Care to explain how this would enhance trust in management and increase shareholder value? Usually, a lack of information is fertile breeding ground for rumors and misunderstandings. Transparency, on the other hand, can go a long way with analysts and the investment community. 

If quarterly guidance makes for such "transparency," why did GE's stock get so clobbered after the miss? Answer: because it doesn't provide transparency! It only obfuscates, by distracting management into worrying about things that don't matter. The provision of quarterly guidance can't possibly help "enhance trust in management," either, since managements who do provide such guidance are promising something that they sooner or later will not be able to deliver. Better to just keep quiet.

Hope this helps!

4:32:25 PM
 
posted 4/18/2008 by Matt Stichnoth (About Me)

Old Citi strategy: Cut costs and improve communication and cross-selling. New Citi strategy: Cut costs and improve communication and cross-selling. What was it Einstein said about doing the same thing over and over and expecting a different result?

10:08:09 AM
 
posted 4/17/2008 by Matt Stichnoth (About Me)

WELCHED: Note to Jack Welch: If you really think "nothing is worse than having a predecessor perceived as commenting negatively on a successor," how about--oh, I don't know--not commenting on your successor? Just a thought.

Welch's comments yesterday about G.E.'s first-quarter numbers are one more reason to believe that he's nothing like the management genius he was once cracked up to be. In particular, he still doesn't seem to understand that the 1990s are over. People get that quarterly earnings micromanagement (of which Welch was a master) doesn't create shareholder value over the long term, and can instead be a road to doom, disaster, and even jail. You can argue (many have) that that G.E.'s earnings growth over the last five years of Welch's tenure there was basically an accounting con game that Jeff Immelt had to clean up after--which is why the stock has been such an oinker for the past seven years. Thanks, Jack!

Welch's apparent view that Immelt's main concern should be hitting his quarterly numbers is bogus. Rather, Immelt's main concern should be--duh!--to increase shareholder value (let's use book value per share as a proxy) as much as he can for as long as he can, even if results are a little lumpy along the way. Along that line, maybe the first thing Immelt might do is stop giving earnings guidance in the first place. I doubt that's a concept that Jack Welch can even begin to get his head around. At least he can lay off the CNBC appearances, though. . . . 

11:48:05 AM
 
posted 4/16/2008 by Thomas Brown (About Me)
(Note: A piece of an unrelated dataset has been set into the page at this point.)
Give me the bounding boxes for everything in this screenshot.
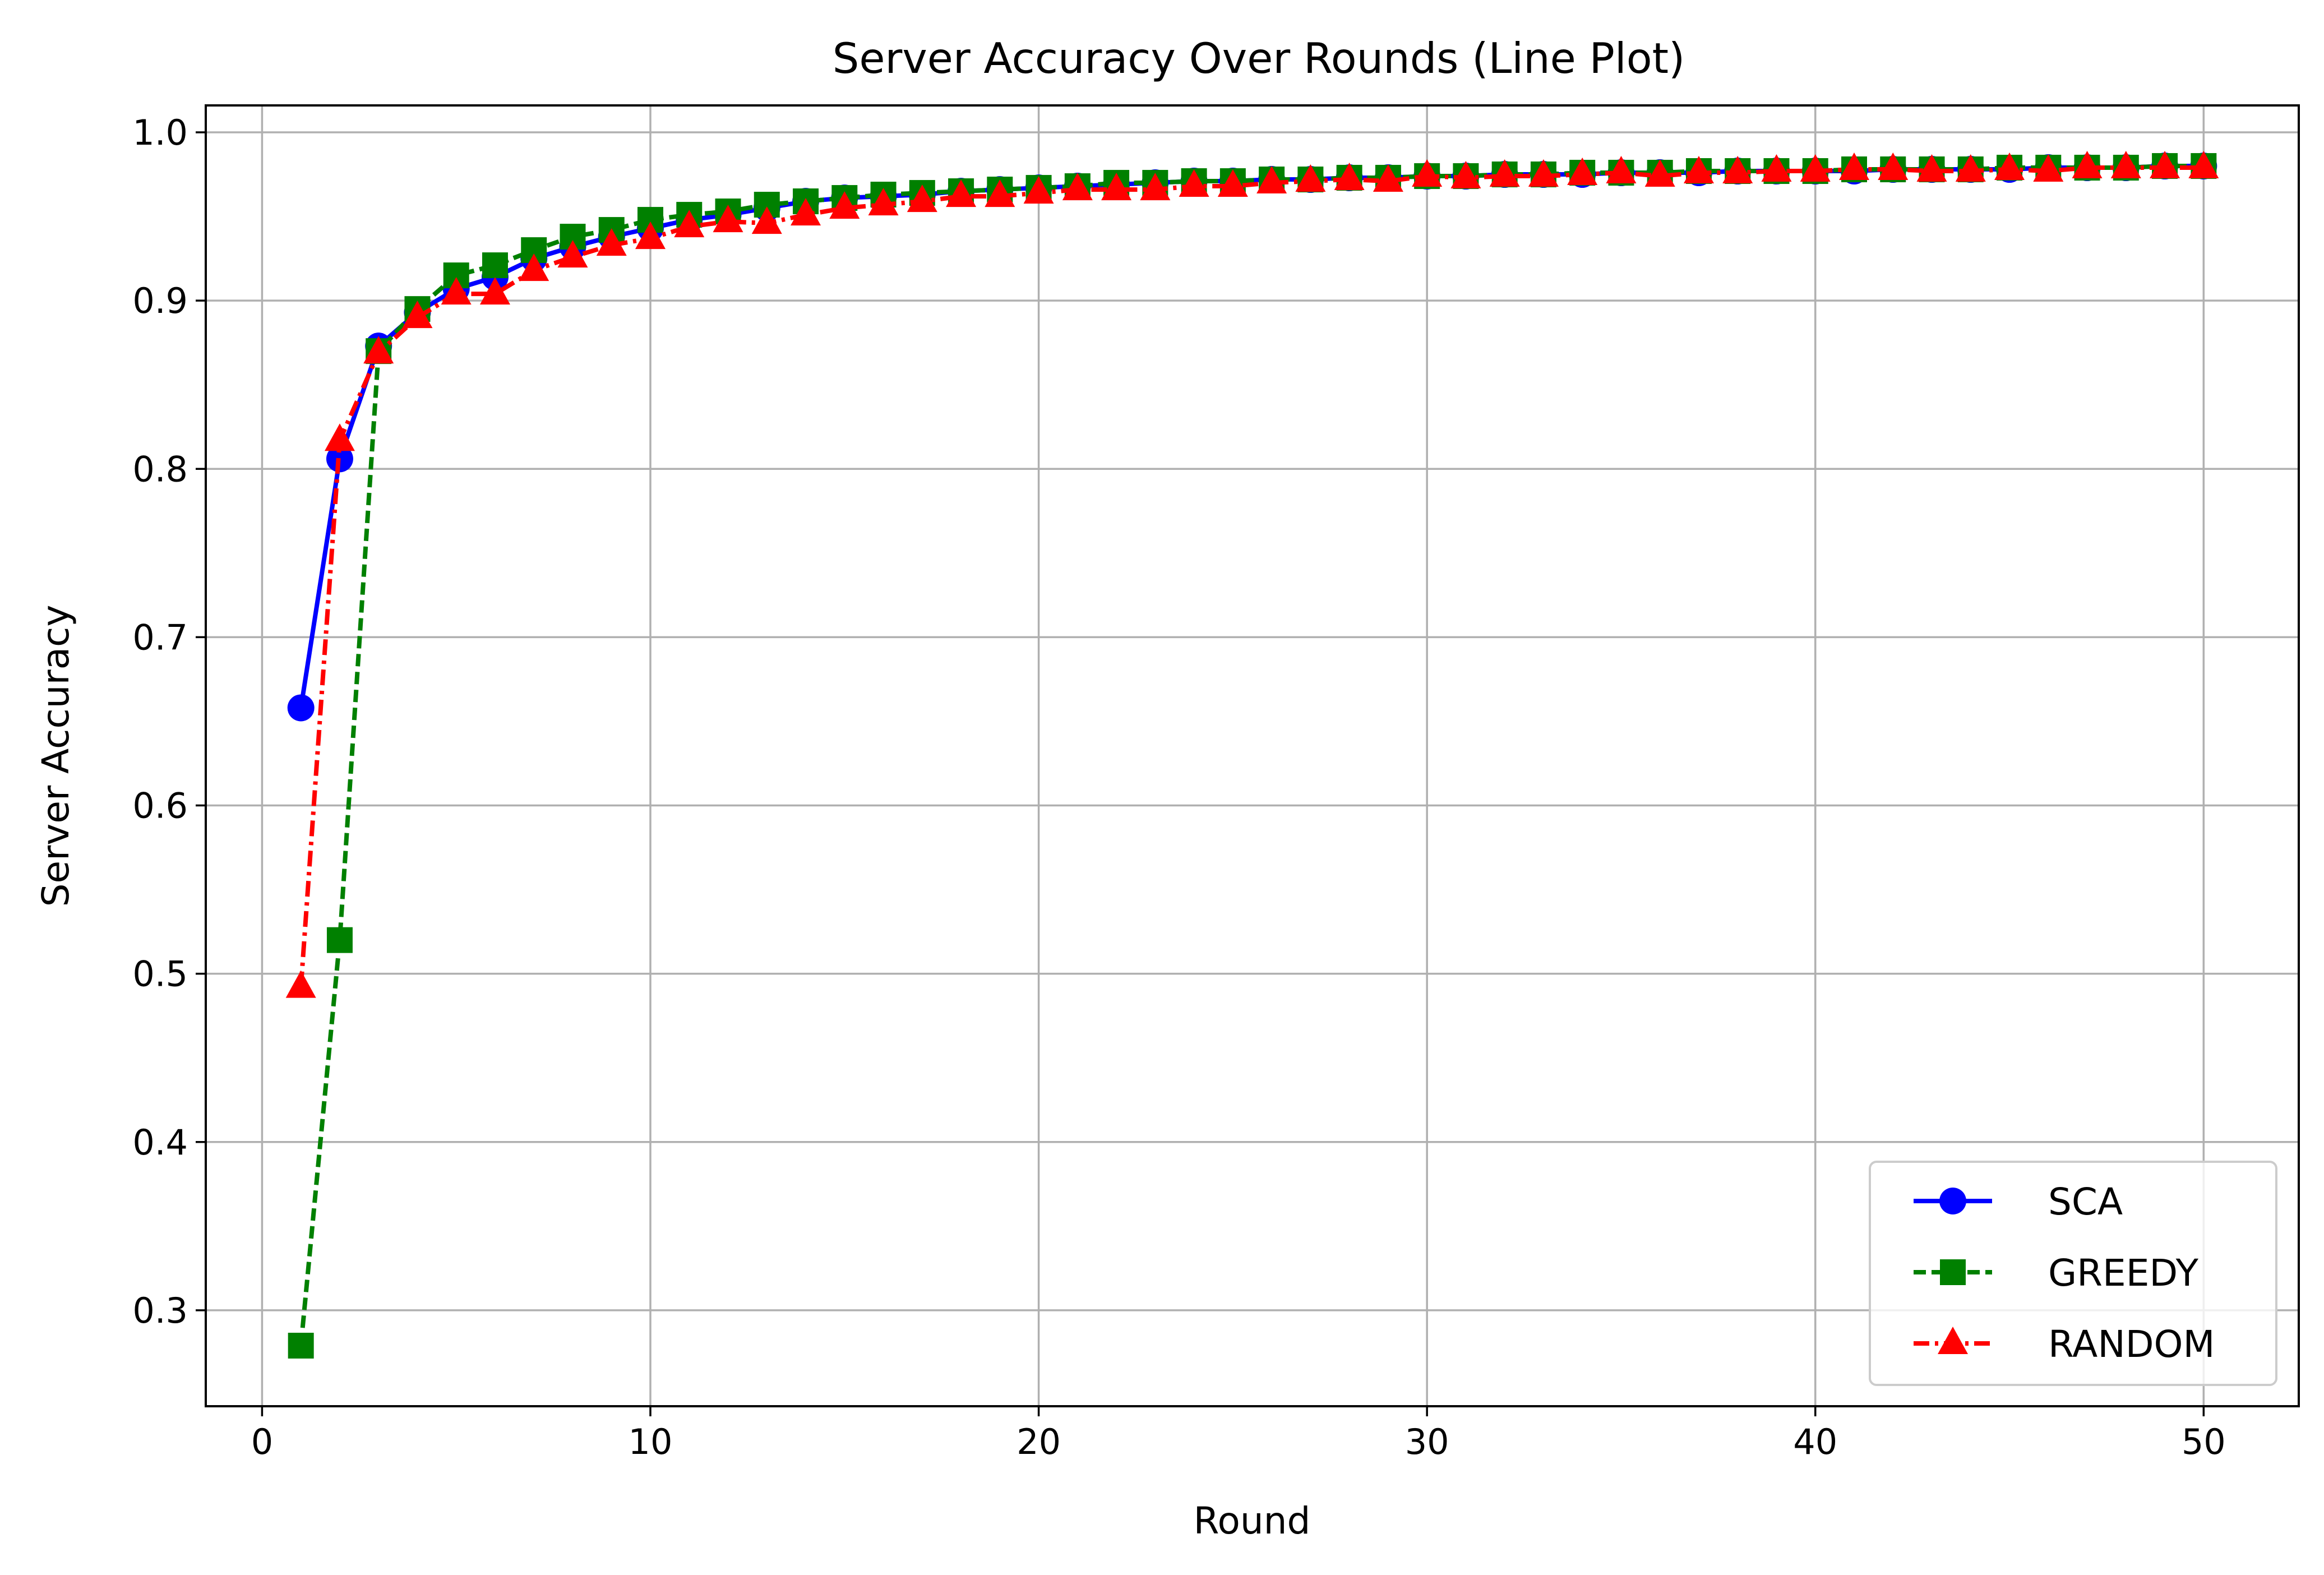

MY LAST WORD ON OUR NATIONAL CITY DISCUSSION. REALLY:

Gary—

Calm down, bucko! I didn’t bring up your early-2007 rating changes on National City to engage in any after-the-fact scorekeeping. Sorry if I offended. I certainly had my share of forgettable calls when I was on the sell-side—and even more of them last year.

Rather, I was making the point that, if you thought Nat City was overestimating its capital levels in early 2007 after the First Franklin deal closed, and that its pending buybacks were a bad idea, you sure didn’t mention it at the time. It’s easy to look back now and say the company shouldn’t have bought back all that stock. Everyone agrees, even National City. It would have been helpful if you’d made the point at the time. Otherwise, all you’re doing is engaging in 20-20 hindsight. Or is there a note that you published on this issue in early 2007 that I haven’t seen?

Beyond that, I’m glad to see that you agree with me that the company was robustly profitable on a GAAP basis in 2006, and that you have no argument with my defense of the company’s dividend hikes.

This is all I have to say on the topic--time to get back to work!; I'll give you the last word.